European Archives of Oto-Rhino-Laryngology 8/2003

Diagnosis and management of carcinoma of unknown primary in the head and neck

European Archives of Oto-Rhino-Laryngology > Ausgabe 8/2003
Wolfgang J. Issing, Behsad Taleban, Stefan Tauber


Carcinoma of unknown primary is defined as the histological diagnosis of metastasis without the detection of a primary tumor. In the literature, the incidence of CUP in all patients with a malignant disease is said to be between 3% and 15%. The most frequent histopathological results of CUP metastases are adenocarcinoma, followed by undifferentiated carcinoma and squamous cell carcinoma. In this retrospective investigation the clinical records of 167 patients were studied. All patients had been admitted and treated for cervical CUP at the Department of Otorhinolaryngology of the Großhadern Clinic from 1979 to 1998. Cervical swelling was the first noted symptom in all cases, followed by pain and dysphagia. The study group comprised 134 men and 33 women with an average age of 55 years at admission.

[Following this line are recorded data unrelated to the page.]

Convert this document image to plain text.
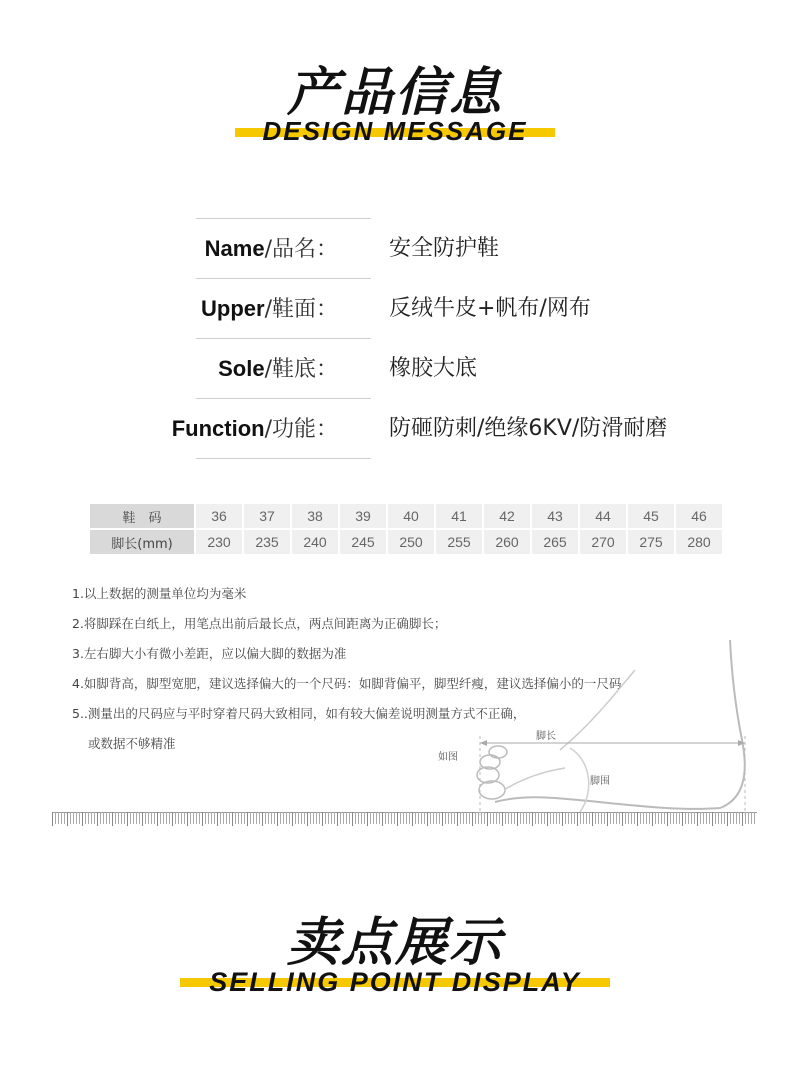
产品信息
DESIGN MESSAGE
Name/品名： 安全防护鞋
Upper/鞋面： 反绒牛皮+帆布/网布
Sole/鞋底： 橡胶大底
Function/功能： 防砸防刺/绝缘6KV/防滑耐磨
鞋　码	36	37	38	39	40	41	42	43	44	45	46
脚长(mm)	230	235	240	245	250	255	260	265	270	275	280
1.以上数据的测量单位均为毫米
2.将脚踩在白纸上，用笔点出前后最长点，两点间距离为正确脚长；
3.左右脚大小有微小差距，应以偏大脚的数据为准
4.如脚背高，脚型宽肥，建议选择偏大的一个尺码：如脚背偏平，脚型纤瘦，建议选择偏小的一尺码
5..测量出的尺码应与平时穿着尺码大致相同，如有较大偏差说明测量方式不正确，
或数据不够精准
如图
脚长
脚围
卖点展示
SELLING POINT DISPLAY
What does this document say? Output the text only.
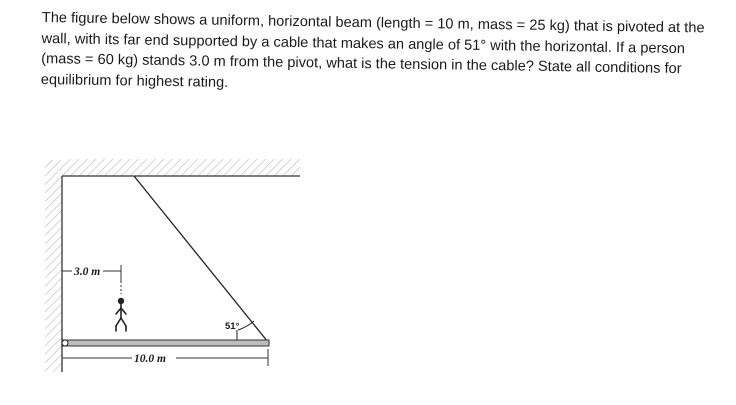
The figure below shows a uniform, horizontal beam (length = 10 m, mass = 25 kg) that is pivoted at the
wall, with its far end supported by a cable that makes an angle of 51° with the horizontal. If a person
(mass = 60 kg) stands 3.0 m from the pivot, what is the tension in the cable? State all conditions for
equilibrium for highest rating.

51°
3.0 m
10.0 m
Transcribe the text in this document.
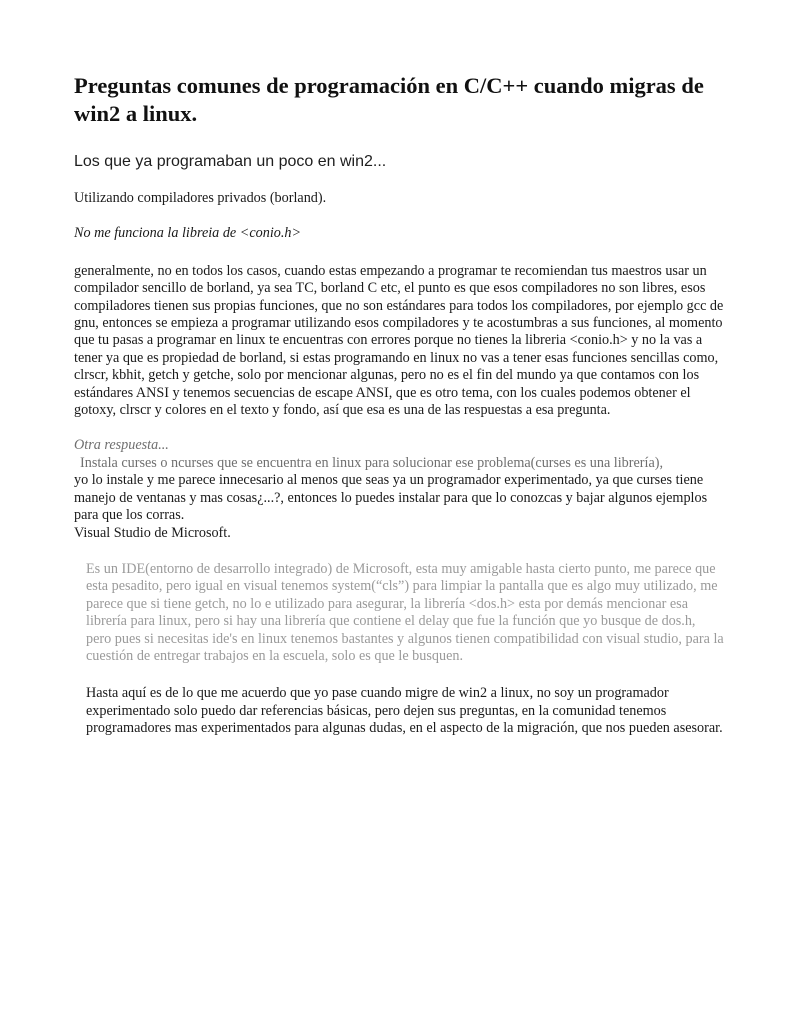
Preguntas comunes de programación en C/C++ cuando migras de win2 a linux.
Los que ya programaban un poco en win2...

Utilizando compiladores privados (borland).

No me funciona la libreia de <conio.h>

generalmente, no en todos los casos, cuando estas empezando a programar te recomiendan tus maestros usar un compilador sencillo de borland, ya sea TC, borland C etc, el punto es que esos compiladores no son libres, esos compiladores tienen sus propias funciones, que no son estándares para todos los compiladores, por ejemplo gcc de gnu, entonces se empieza a programar utilizando esos compiladores y te acostumbras a sus funciones, al momento que tu pasas a programar en linux te encuentras con errores porque no tienes la libreria <conio.h> y no la vas a tener ya que es propiedad de borland, si estas programando en linux no vas a tener esas funciones sencillas como, clrscr, kbhit, getch y getche, solo por mencionar algunas, pero no es el fin del mundo ya que contamos con los estándares ANSI y tenemos secuencias de escape ANSI, que es otro tema, con los cuales podemos obtener el gotoxy, clrscr y colores en el texto y fondo, así que esa es una de las respuestas a esa pregunta.

Otra respuesta...

Instala curses o ncurses que se encuentra en linux para solucionar ese problema(curses es una librería),

yo lo instale y me parece innecesario al menos que seas ya un programador experimentado, ya que curses tiene manejo de ventanas y mas cosas¿...?, entonces lo puedes instalar para que lo conozcas y bajar algunos ejemplos para que los corras.

Visual Studio de Microsoft.

Es un IDE(entorno de desarrollo integrado) de Microsoft, esta muy amigable hasta cierto punto, me parece que esta pesadito, pero igual en visual tenemos system(“cls”) para limpiar la pantalla que es algo muy utilizado, me parece que si tiene getch, no lo e utilizado para asegurar, la librería <dos.h> esta por demás mencionar esa librería para linux, pero si hay una librería que contiene el delay que fue la función que yo busque de dos.h, pero pues si necesitas ide's en linux tenemos bastantes y algunos tienen compatibilidad con visual studio, para la cuestión de entregar trabajos en la escuela, solo es que le busquen.

Hasta aquí es de lo que me acuerdo que yo pase cuando migre de win2 a linux, no soy un programador experimentado solo puedo dar referencias básicas, pero dejen sus preguntas, en la comunidad tenemos programadores mas experimentados para algunas dudas, en el aspecto de la migración, que nos pueden asesorar.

Squamous cell carcinoma (n=123) was the predominant histopathological finding of the cervical lymph nodes. During the 10-year follow-up, a primary tumor was detected in 36 (21.5%) of the 167 initially diagnosed CUP patients. In over 90% of these cases the tumor was localized in the head and neck region. The most frequent origin of the tumor was the tonsilla palatina (n=7). Neck dissection and additional postoperative radiotherapy was performed in 118 (70.7%) of the 167 CUP patients. Primary radiotherapy was the treatment of choice in 28 patients; eight patients received combined radio-chemotherapy as the primary treatment and seven patients were treated with chemotherapy alone. Six patients had no treatment. Comparison of different treatment protocols revealed a significant difference in patient survival: in comparison with primary radiotherapy alone or neck dissection and postoperative radiotherapy, the survival rate improved significantly in patients that received a bilateral tonsillectomy in addition to neck dissection and postoperative radiotherapy. The treatment of choice in patients with cervical CUP should be a surgical procedure including (radical) neck dissection and diagnostic bilateral tonsillectomy followed by postoperative radiation of the cervical lymph drainage. Bilateral tonsillectomy is especially important and is correlated with a significant improvement of the survival rate in CUP patients. Additional postoperative radiation of the entire pharyngeal and laryngeal mucosa should also be considered in order to treat a possible small primary tumor in this region.